## Calculating Film Coefficients

I'm trying to estimate the heat transfer coefficient from the surface of a hot object moving through open air. After much searching, all I can find is coefficients for sundry fluids confined within the tubes of heat exchangers.

I'm trying to calculate for a body at between 300-460K moving at up to 35m/s through air at about 300K.
 Recognitions: Homework Help Welcome to PF; I'd want to model that as Newtonian cooling since the air is moving over the body fast enough to carry the heat away. Objects in air lose heat mostly by convection. You seem to have been looking at heat transfer by conduction.
 I'm well aware that the problem is one of convection not conduction as are the references on heat exchangers I've been reading.

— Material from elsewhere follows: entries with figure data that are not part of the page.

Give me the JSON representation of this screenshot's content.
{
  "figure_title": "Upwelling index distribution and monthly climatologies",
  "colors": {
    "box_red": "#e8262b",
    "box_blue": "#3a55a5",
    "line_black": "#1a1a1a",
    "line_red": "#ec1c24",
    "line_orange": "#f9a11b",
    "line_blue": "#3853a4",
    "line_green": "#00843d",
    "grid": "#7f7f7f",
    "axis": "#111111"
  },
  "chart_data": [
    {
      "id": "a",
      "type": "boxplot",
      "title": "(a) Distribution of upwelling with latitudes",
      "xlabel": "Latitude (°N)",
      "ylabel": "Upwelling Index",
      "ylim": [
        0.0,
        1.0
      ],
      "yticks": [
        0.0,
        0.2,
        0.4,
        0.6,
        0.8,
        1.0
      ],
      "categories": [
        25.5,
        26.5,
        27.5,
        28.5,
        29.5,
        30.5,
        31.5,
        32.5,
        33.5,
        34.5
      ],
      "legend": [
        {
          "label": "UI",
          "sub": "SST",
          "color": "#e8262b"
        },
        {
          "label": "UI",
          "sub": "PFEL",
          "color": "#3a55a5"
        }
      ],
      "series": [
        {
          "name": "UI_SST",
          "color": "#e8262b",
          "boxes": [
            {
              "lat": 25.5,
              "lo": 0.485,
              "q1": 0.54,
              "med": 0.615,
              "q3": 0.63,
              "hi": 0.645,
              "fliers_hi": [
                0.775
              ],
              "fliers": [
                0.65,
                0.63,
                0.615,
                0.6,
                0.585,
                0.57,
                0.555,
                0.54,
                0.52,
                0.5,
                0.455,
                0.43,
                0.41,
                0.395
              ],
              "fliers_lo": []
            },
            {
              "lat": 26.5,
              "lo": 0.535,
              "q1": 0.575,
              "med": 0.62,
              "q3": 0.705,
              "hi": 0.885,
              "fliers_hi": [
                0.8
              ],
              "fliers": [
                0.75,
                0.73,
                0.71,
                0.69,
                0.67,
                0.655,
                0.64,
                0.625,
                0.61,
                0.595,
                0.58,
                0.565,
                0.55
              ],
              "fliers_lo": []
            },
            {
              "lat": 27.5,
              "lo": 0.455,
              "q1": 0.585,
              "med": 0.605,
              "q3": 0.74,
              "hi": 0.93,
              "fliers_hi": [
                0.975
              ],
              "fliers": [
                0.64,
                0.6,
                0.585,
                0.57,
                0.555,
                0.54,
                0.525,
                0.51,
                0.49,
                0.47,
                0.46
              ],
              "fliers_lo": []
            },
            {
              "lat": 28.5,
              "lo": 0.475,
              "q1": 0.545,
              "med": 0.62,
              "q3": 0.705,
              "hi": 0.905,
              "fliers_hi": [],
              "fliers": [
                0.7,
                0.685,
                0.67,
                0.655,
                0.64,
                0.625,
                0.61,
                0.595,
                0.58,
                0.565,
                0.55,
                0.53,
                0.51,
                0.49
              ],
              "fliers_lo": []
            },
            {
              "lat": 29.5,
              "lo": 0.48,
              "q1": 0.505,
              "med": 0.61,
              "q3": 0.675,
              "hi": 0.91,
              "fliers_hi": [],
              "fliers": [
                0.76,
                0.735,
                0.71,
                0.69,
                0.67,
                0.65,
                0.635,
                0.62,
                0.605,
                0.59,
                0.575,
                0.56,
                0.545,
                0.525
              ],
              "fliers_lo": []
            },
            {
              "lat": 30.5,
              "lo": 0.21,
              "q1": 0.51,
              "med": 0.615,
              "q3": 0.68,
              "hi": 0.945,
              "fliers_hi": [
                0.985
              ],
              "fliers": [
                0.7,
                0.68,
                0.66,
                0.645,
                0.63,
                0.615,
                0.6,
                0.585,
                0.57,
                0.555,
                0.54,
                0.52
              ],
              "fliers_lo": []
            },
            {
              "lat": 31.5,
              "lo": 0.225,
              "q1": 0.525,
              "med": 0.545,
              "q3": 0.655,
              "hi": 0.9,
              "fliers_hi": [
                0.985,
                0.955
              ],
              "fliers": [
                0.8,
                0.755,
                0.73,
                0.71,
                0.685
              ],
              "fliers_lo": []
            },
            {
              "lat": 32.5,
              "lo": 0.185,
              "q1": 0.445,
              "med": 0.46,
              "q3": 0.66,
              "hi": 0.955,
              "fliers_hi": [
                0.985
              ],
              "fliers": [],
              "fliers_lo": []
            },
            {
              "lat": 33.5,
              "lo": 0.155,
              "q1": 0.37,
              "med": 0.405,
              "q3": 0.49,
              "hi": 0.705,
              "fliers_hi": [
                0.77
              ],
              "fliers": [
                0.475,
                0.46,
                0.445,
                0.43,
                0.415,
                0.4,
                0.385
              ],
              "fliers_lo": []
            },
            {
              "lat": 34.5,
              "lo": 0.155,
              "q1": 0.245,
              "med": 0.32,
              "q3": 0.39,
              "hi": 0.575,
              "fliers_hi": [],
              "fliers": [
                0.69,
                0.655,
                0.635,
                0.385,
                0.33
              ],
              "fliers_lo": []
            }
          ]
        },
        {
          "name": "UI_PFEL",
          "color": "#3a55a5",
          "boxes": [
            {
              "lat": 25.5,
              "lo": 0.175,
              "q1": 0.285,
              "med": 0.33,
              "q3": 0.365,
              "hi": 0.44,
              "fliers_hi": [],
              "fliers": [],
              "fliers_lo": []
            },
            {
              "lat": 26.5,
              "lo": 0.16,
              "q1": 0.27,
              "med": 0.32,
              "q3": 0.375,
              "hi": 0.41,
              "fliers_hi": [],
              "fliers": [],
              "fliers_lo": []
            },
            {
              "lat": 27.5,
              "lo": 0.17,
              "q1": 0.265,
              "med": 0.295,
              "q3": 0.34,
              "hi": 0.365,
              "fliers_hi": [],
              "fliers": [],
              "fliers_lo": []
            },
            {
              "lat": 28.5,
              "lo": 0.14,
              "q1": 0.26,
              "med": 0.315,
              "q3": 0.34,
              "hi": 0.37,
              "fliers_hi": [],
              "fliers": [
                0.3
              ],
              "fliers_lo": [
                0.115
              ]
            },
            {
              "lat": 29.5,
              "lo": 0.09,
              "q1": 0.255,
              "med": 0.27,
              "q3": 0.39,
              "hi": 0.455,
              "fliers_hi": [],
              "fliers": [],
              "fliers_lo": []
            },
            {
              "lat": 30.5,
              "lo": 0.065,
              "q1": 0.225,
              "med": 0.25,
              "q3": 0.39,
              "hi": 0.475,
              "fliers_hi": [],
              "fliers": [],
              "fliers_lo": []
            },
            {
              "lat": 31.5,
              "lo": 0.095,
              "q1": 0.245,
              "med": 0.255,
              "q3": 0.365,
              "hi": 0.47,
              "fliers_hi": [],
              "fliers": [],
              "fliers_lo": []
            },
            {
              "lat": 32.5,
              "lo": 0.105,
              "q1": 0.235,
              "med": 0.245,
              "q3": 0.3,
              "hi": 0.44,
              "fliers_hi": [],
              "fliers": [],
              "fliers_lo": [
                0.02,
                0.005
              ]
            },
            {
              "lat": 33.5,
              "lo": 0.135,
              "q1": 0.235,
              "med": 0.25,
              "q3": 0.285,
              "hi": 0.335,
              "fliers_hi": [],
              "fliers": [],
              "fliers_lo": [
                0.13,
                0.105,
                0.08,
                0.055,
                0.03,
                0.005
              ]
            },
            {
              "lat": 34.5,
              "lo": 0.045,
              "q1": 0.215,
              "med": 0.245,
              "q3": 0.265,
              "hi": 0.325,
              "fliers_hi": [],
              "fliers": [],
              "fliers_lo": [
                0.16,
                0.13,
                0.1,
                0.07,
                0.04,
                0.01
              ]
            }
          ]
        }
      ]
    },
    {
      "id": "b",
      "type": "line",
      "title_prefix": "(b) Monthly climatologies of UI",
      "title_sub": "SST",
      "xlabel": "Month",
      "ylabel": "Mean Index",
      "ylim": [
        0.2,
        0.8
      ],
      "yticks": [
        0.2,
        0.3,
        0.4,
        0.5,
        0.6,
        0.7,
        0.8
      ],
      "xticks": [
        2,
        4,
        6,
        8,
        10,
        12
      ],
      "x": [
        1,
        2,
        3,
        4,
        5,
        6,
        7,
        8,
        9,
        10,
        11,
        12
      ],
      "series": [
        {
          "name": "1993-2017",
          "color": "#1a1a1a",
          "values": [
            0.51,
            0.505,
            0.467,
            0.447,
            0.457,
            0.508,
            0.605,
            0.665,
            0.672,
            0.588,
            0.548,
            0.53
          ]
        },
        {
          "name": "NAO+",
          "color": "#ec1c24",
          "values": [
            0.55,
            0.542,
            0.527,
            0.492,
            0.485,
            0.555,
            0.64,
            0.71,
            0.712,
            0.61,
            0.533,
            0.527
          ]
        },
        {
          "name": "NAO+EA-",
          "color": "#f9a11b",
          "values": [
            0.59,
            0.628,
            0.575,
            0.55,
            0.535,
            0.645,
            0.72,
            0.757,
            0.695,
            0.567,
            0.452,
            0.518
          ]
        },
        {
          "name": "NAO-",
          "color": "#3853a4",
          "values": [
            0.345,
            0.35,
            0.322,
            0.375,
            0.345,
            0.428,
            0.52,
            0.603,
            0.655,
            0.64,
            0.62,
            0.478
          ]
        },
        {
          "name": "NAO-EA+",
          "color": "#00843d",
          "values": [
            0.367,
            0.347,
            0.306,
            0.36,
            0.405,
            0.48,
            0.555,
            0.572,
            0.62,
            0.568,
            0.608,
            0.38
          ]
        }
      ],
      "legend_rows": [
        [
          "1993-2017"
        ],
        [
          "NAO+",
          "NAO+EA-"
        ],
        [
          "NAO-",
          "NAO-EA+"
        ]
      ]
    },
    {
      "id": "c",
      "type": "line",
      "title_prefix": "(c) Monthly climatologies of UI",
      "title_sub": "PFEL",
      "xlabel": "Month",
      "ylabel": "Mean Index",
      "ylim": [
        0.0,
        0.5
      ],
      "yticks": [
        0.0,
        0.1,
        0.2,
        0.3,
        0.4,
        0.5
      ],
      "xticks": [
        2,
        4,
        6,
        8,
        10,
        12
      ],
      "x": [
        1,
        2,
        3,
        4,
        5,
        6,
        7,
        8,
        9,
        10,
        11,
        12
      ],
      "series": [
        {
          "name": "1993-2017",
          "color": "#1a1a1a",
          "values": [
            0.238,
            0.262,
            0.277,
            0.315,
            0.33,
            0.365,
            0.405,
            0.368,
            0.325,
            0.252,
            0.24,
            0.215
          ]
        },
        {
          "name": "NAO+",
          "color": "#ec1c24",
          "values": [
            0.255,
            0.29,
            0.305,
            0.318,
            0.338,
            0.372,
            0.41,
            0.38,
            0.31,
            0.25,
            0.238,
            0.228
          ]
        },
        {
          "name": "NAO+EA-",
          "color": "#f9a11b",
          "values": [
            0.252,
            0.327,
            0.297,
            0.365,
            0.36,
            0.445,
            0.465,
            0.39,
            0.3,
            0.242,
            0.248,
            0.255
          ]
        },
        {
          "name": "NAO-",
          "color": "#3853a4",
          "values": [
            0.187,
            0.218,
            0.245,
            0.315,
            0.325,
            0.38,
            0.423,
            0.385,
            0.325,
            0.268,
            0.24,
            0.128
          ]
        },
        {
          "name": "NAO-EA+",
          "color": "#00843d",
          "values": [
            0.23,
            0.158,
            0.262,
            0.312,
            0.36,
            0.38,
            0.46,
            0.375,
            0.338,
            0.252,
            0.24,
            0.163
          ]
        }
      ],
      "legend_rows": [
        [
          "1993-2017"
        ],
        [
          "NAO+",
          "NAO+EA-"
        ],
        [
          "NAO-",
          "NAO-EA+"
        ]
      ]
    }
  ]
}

Out of 60 or so scenarios that are listed, the one that seems to be of closest relevance is turbulent flow of a cold gas over a "warm wall". In this case the Prandtl and Grashof numbers can be disregarded and the coefficient is a function of the Reynolds number:- P= 0.055k/l R^0.75 (Imperial Units) and R= vL/n where k= thermal conductivity l= length of pipe n= kinematic viscosity v= velocity L: "for lengths greater than 2 feet use L=2" This begs a whole host of questions:- What exactly does a "warm wall" consist of? Should I read "length of wall" for length of pipe? Why are we dividing by l when the transmitted power is already per unit of surface area anyway? What is the relevant dimension for irregular objects? Is l the same as L, and if not is "lengths greater than 2 feet" referring to l or L? Why is R apparently being calculated from a longitudinal rather than a lateral dimension?